Apologies for any typing / grammatical errors! Please point out the same through your invaluable comments
One direct answer to the above question is “yes”.
What exactly is a CEO supposed to do? Guide and lead the company to growth, prosperity and development. And the world has seen brilliant CEOs doing so. What are the few names that come to the mind: Steve Jobs, Chad Holliday, Bill Gates, Julius Rosenwald —- and there is a brilliant list. Actually this is a list of Business Leaders who have shown a direction to the world, in a way of their own But all leaders may not be COEs. Think of Sergei Brin and Larry Page. The thing that is always common in successful Business Leaders (be it CEOs or NOT) is their deep rooted “sense of purpose” – which although is simple enough to fit in a 140 character Twitter post, however conveys a messianic sense of belief and purpose. The word therefore is NOT in being the CEO– but in being the Change Leader who is there to metamorphose the caterpillar to the butterfly. How many of such people we see in and around us?
But that is not what this post is about– it is about can the CEO be the best product manager? Actually while studying a few links, I found out that the next way forward from being the head of the product management team is the position of the CEO– they have some similarities in their tasks of managing expectations and dealing with people. The justification for the starting answer is Steve Jobs.
Imagine Steve Jobs at any of the MacWorld exhibitions. There is an aura around him. Is it about a passions like no other. Is he the product manager at Apple? –No, he is better than that. He is the one prime example to prove that beyond Strategic and Tactical games there is the necessity of the details of Operations- he knows about perfection. Perfection cannot be achieved in a day. Even Steve himself if not perfect, and it is shown by the way he himself perfected the “art of perfection” over the years– remember the 1984 Macintosh release ? Imagine the charismatic Steve of then, and compare it to the Steve at MacWorld 2007 introducing the iPhone. There is a sea-change. What is attractive is the fact that, every time, when the audience expects to see the “great”‘ Steve they last saw, they are only overwhelmed to find a better Steve, a better Apple, a better show of perfection.
During my first twitter post, I was wondering what could be the opening statement. Somehow I remembered Steve Jobs, and automatically I typed the following words in Twitter : “There is a great need to outperform one’s own self– Learning is the process, perfection is the by product- No honcho said that, I did“.

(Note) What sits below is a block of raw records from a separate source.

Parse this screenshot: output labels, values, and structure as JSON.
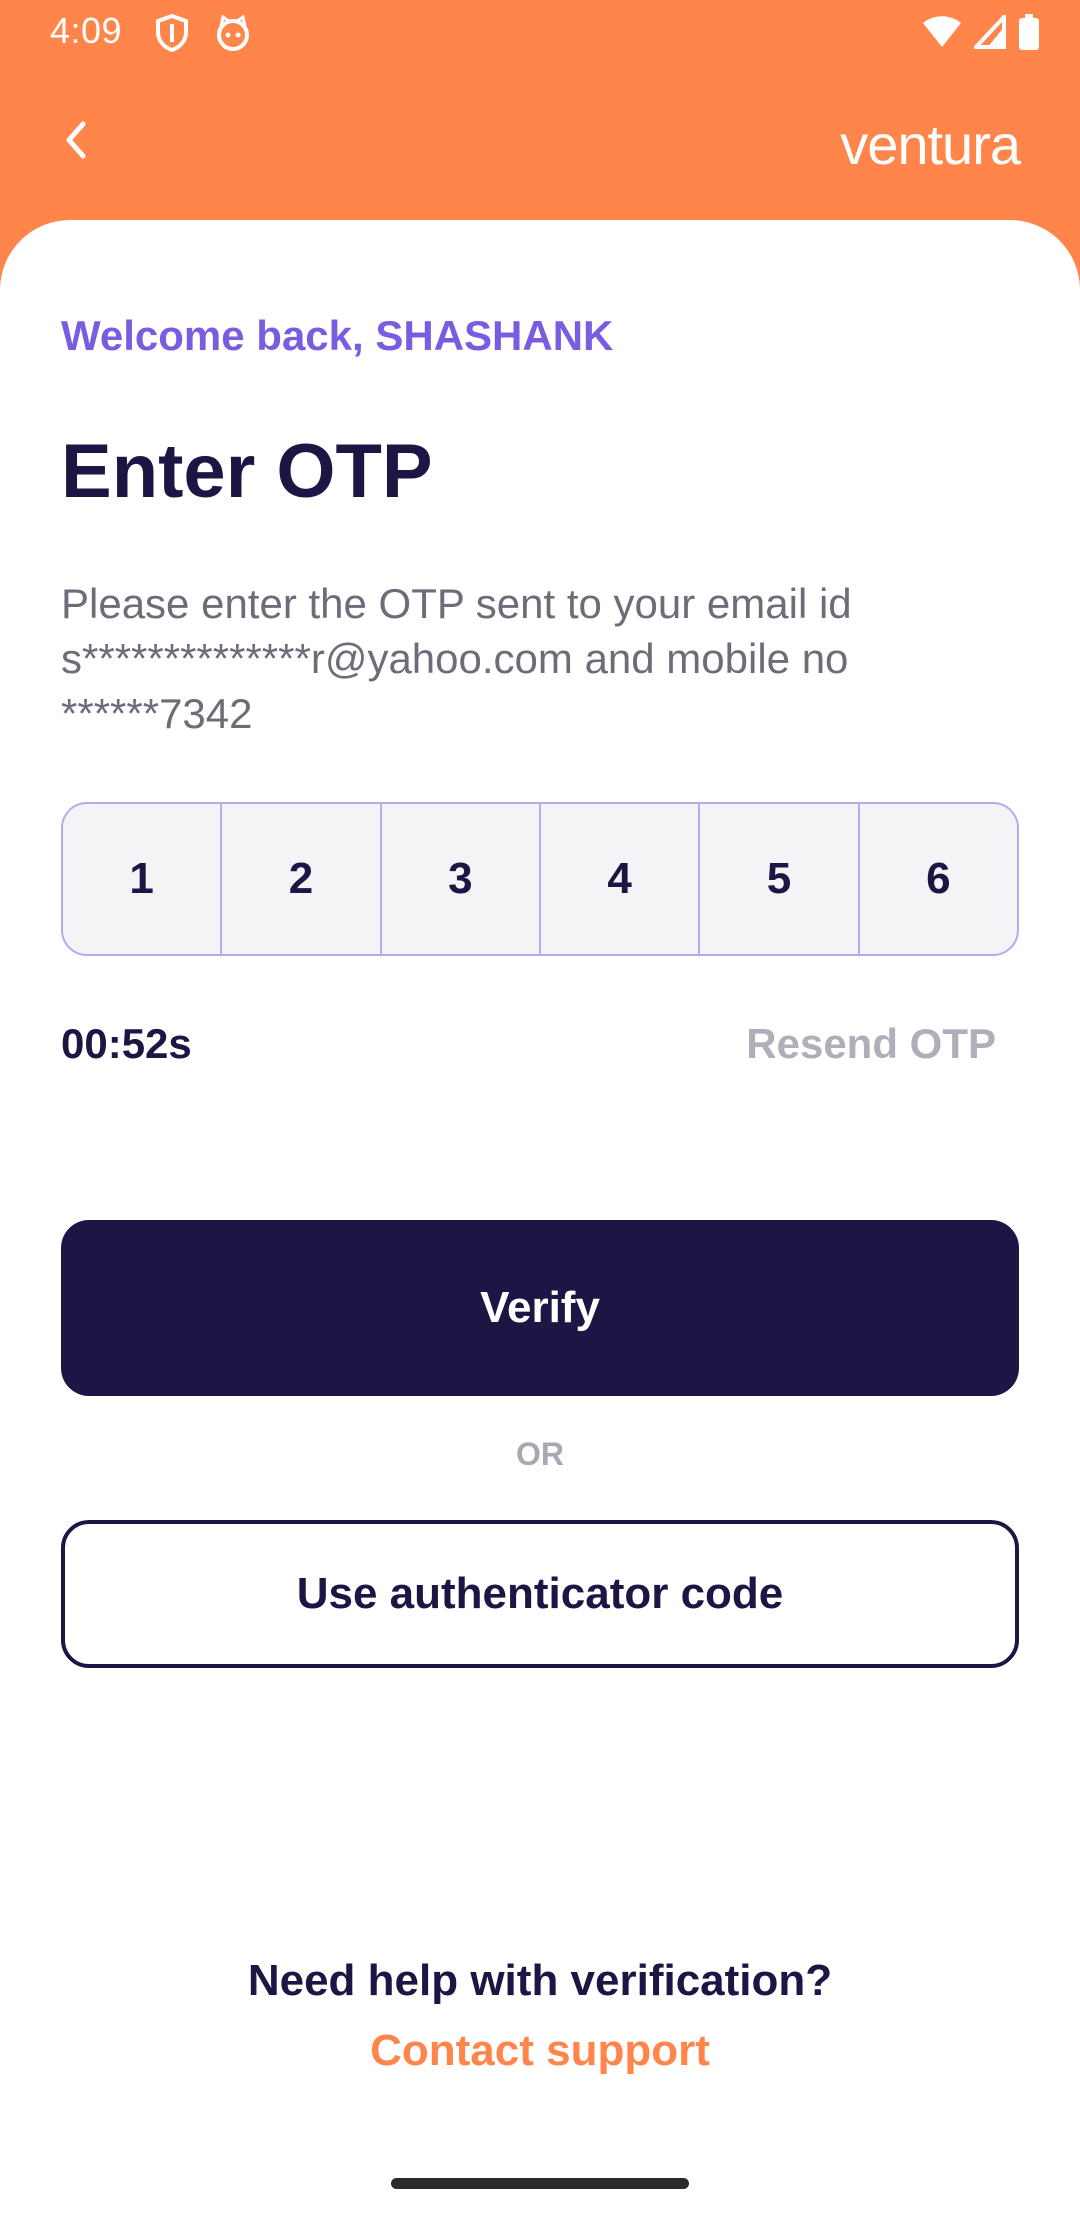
{
  "status_bar": {
    "time": "4:09",
    "icons": [
      "shield-icon",
      "cat-face-icon",
      "wifi-icon",
      "signal-icon",
      "battery-icon"
    ]
  },
  "app_bar": {
    "back_icon": "chevron-left-icon",
    "brand": "ventura"
  },
  "content": {
    "welcome": "Welcome back, SHASHANK",
    "title": "Enter OTP",
    "description": "Please enter the OTP sent to your email id s**************r@yahoo.com and mobile no ******7342",
    "otp_digits": [
      "1",
      "2",
      "3",
      "4",
      "5",
      "6"
    ],
    "timer": "00:52s",
    "resend_label": "Resend OTP",
    "verify_label": "Verify",
    "or_label": "OR",
    "auth_label": "Use authenticator code",
    "help_text": "Need help with verification?",
    "contact_label": "Contact support"
  },
  "colors": {
    "brand_orange": "#ff854b",
    "primary_dark": "#1c1645",
    "accent_purple": "#7a5ce0",
    "muted_gray": "#b0afb9"
  }
}
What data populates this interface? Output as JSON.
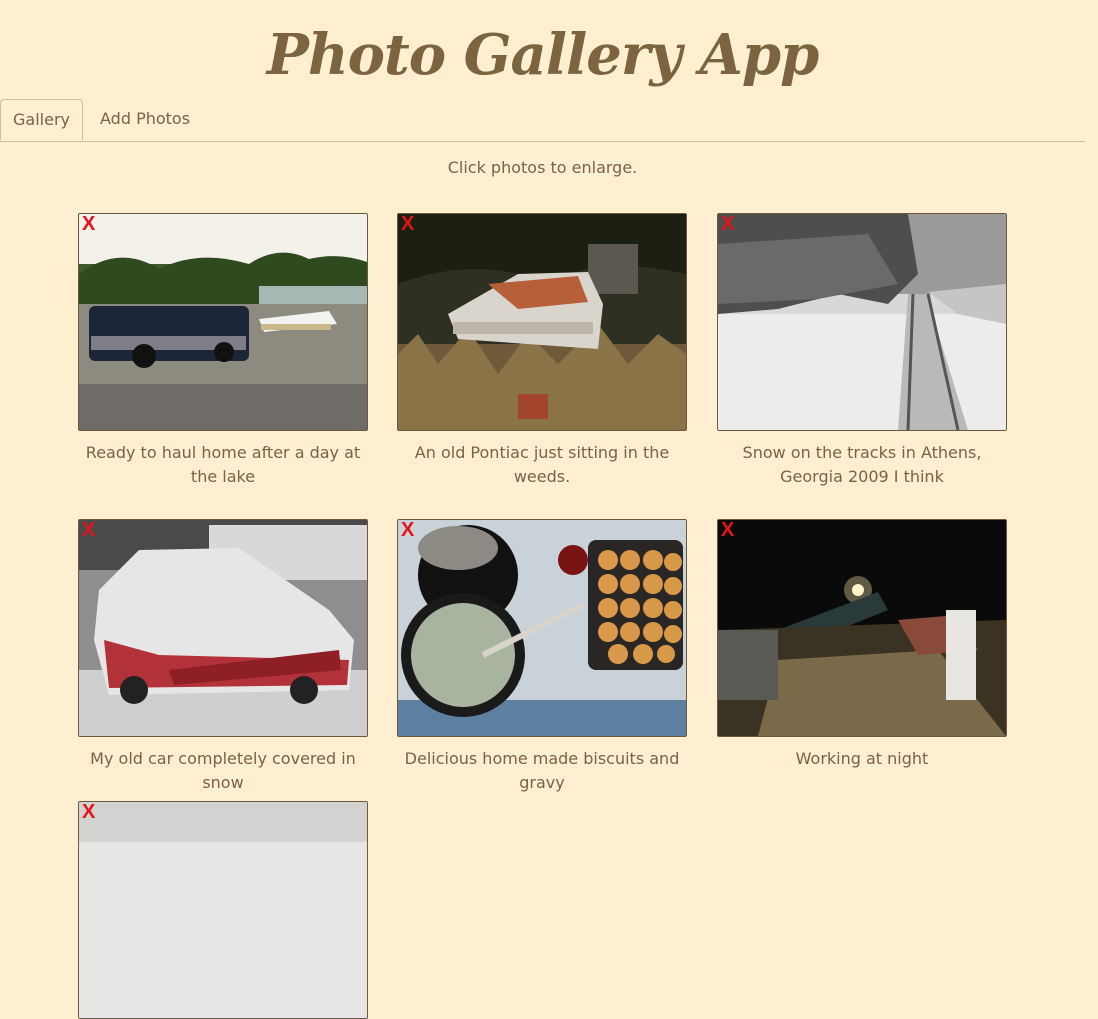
{
  "app": {
    "title": "Photo Gallery App"
  },
  "tabs": [
    {
      "label": "Gallery",
      "active": true
    },
    {
      "label": "Add Photos",
      "active": false
    }
  ],
  "gallery": {
    "hint": "Click photos to enlarge.",
    "delete_label": "X",
    "photos": [
      {
        "caption": "Ready to haul home after a day at the lake"
      },
      {
        "caption": "An old Pontiac just sitting in the weeds."
      },
      {
        "caption": "Snow on the tracks in Athens, Georgia 2009 I think"
      },
      {
        "caption": "My old car completely covered in snow"
      },
      {
        "caption": "Delicious home made biscuits and gravy"
      },
      {
        "caption": "Working at night"
      },
      {
        "caption": ""
      }
    ]
  },
  "colors": {
    "background": "#fdefcf",
    "text": "#7a6443",
    "delete": "#e4141a"
  }
}
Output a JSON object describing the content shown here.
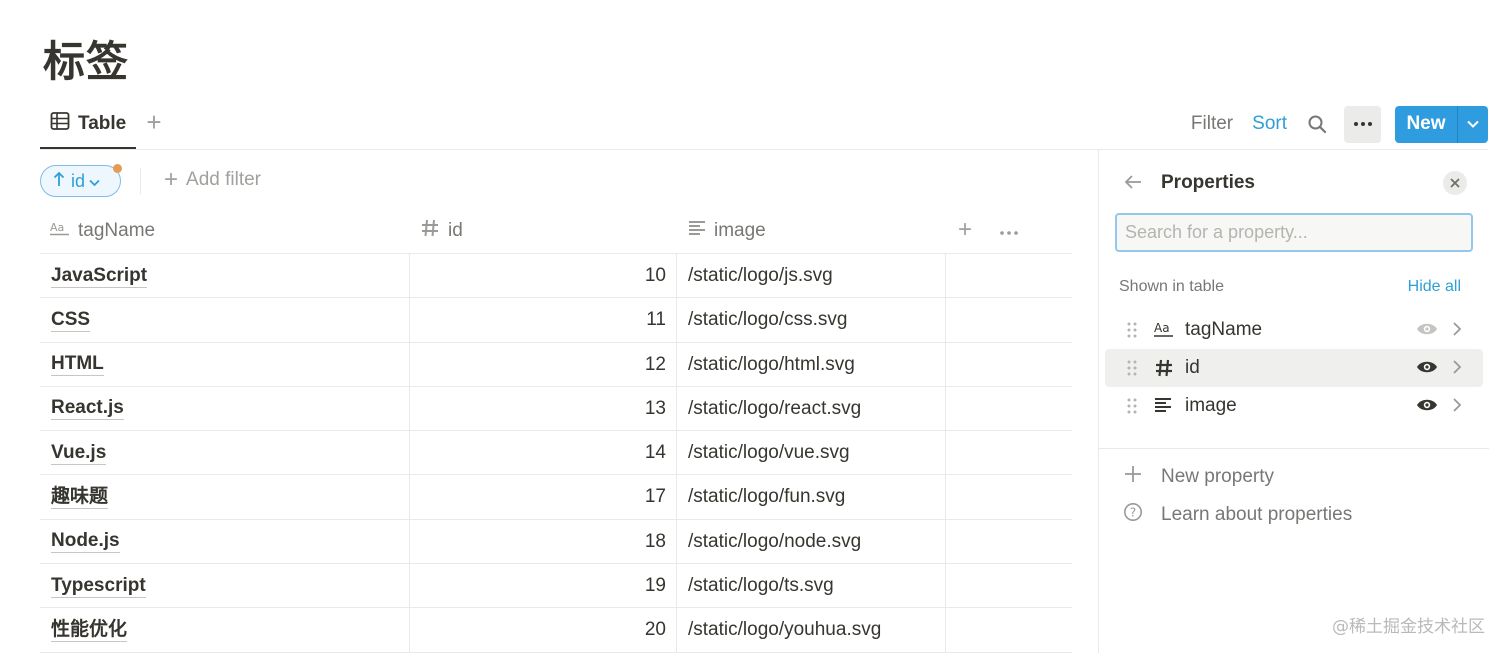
{
  "page": {
    "title": "标签"
  },
  "views": {
    "tabs": [
      {
        "label": "Table",
        "icon": "table-icon"
      }
    ],
    "add_view_icon": "plus-icon"
  },
  "toolbar": {
    "filter_label": "Filter",
    "sort_label": "Sort",
    "new_label": "New"
  },
  "filter_bar": {
    "sort_chip_label": "id",
    "add_filter_label": "Add filter"
  },
  "table": {
    "columns": [
      {
        "label": "tagName",
        "icon": "text-type-icon"
      },
      {
        "label": "id",
        "icon": "number-type-icon"
      },
      {
        "label": "image",
        "icon": "lines-type-icon"
      }
    ],
    "rows": [
      {
        "tagName": "JavaScript",
        "id": "10",
        "image": "/static/logo/js.svg"
      },
      {
        "tagName": "CSS",
        "id": "11",
        "image": "/static/logo/css.svg"
      },
      {
        "tagName": "HTML",
        "id": "12",
        "image": "/static/logo/html.svg"
      },
      {
        "tagName": "React.js",
        "id": "13",
        "image": "/static/logo/react.svg"
      },
      {
        "tagName": "Vue.js",
        "id": "14",
        "image": "/static/logo/vue.svg"
      },
      {
        "tagName": "趣味题",
        "id": "17",
        "image": "/static/logo/fun.svg"
      },
      {
        "tagName": "Node.js",
        "id": "18",
        "image": "/static/logo/node.svg"
      },
      {
        "tagName": "Typescript",
        "id": "19",
        "image": "/static/logo/ts.svg"
      },
      {
        "tagName": "性能优化",
        "id": "20",
        "image": "/static/logo/youhua.svg"
      }
    ]
  },
  "properties_panel": {
    "title": "Properties",
    "search_placeholder": "Search for a property...",
    "section_label": "Shown in table",
    "hide_all_label": "Hide all",
    "items": [
      {
        "name": "tagName",
        "icon": "text-type-icon",
        "visible": true,
        "active": false
      },
      {
        "name": "id",
        "icon": "number-type-icon",
        "visible": true,
        "active": true
      },
      {
        "name": "image",
        "icon": "lines-type-icon",
        "visible": true,
        "active": false
      }
    ],
    "new_property_label": "New property",
    "learn_label": "Learn about properties"
  },
  "watermark": "@稀土掘金技术社区",
  "colors": {
    "accent": "#2e9fd7",
    "new_button": "#2f9ce0",
    "text": "#37352f",
    "muted": "#787774"
  }
}
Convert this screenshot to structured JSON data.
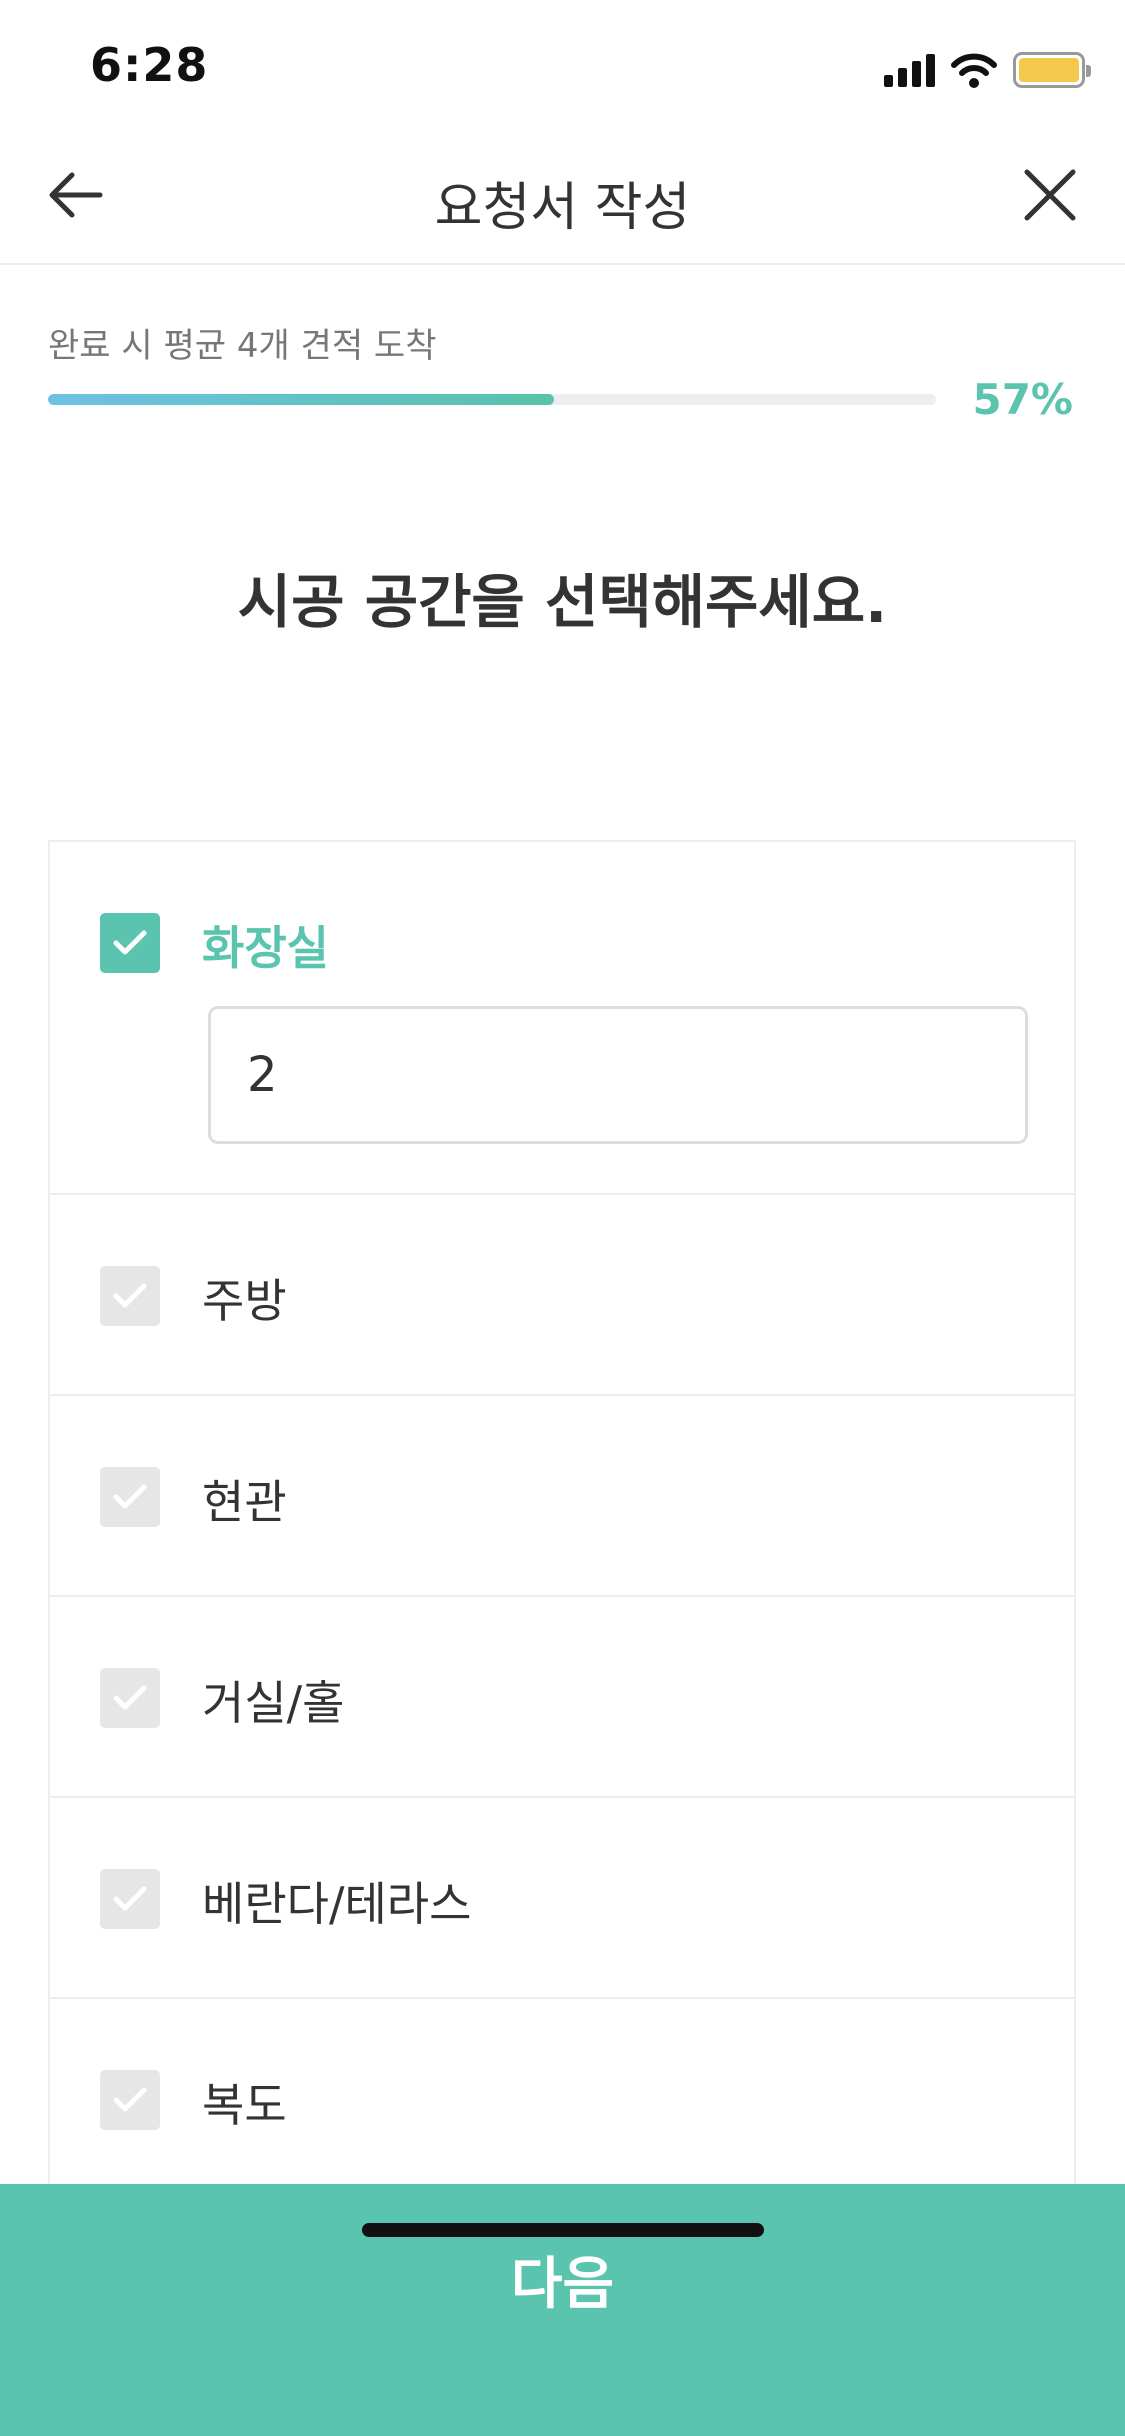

This was and is dedicated to the achievements of Steve Jobs.
The word perfection must be the only word in the dictionary of Product Managers. That is something I have literally felt is missing in the loads of books and articles that I have been reading about product management. It is not that you don’t have a precedent to guide you and show that it is possible– as I was mentioning, Steve Jobs is the best example that we get to see daily around us in our lives.
CEOs who are change leaders are also perfectionists. Name a CEO who is revered for his contribution and still is not a perfectionist. I feel Akio Toyoda– the man who transformed Toyota, and Steve Jobs (the one who has transformed Apple)– represents the best change leaders of our recent times, and there is a lot to learn about business administration from people like him.
The best part to note is, CEOs who have demonstrated the passion for their company and their products, have really proved to be the greatest of world leaders. What is common is the simplistic sense of purpose that fits the Twitter post.. This is what drives a company– A company is never about the share holders– it is about the people, from the lowest of rungs to those in the highest of posts, who make the company the company that it is.
A product manager who has the power to bring a change for the betterment of the bottomline of the product’s culture truly becomes the best of CEOs, but the vice versa may not always be true. Such CEOs, I feel, should learn the art of respecting the philosophy of a Product Culture from the CEOs who have driven change for the “good” in the world.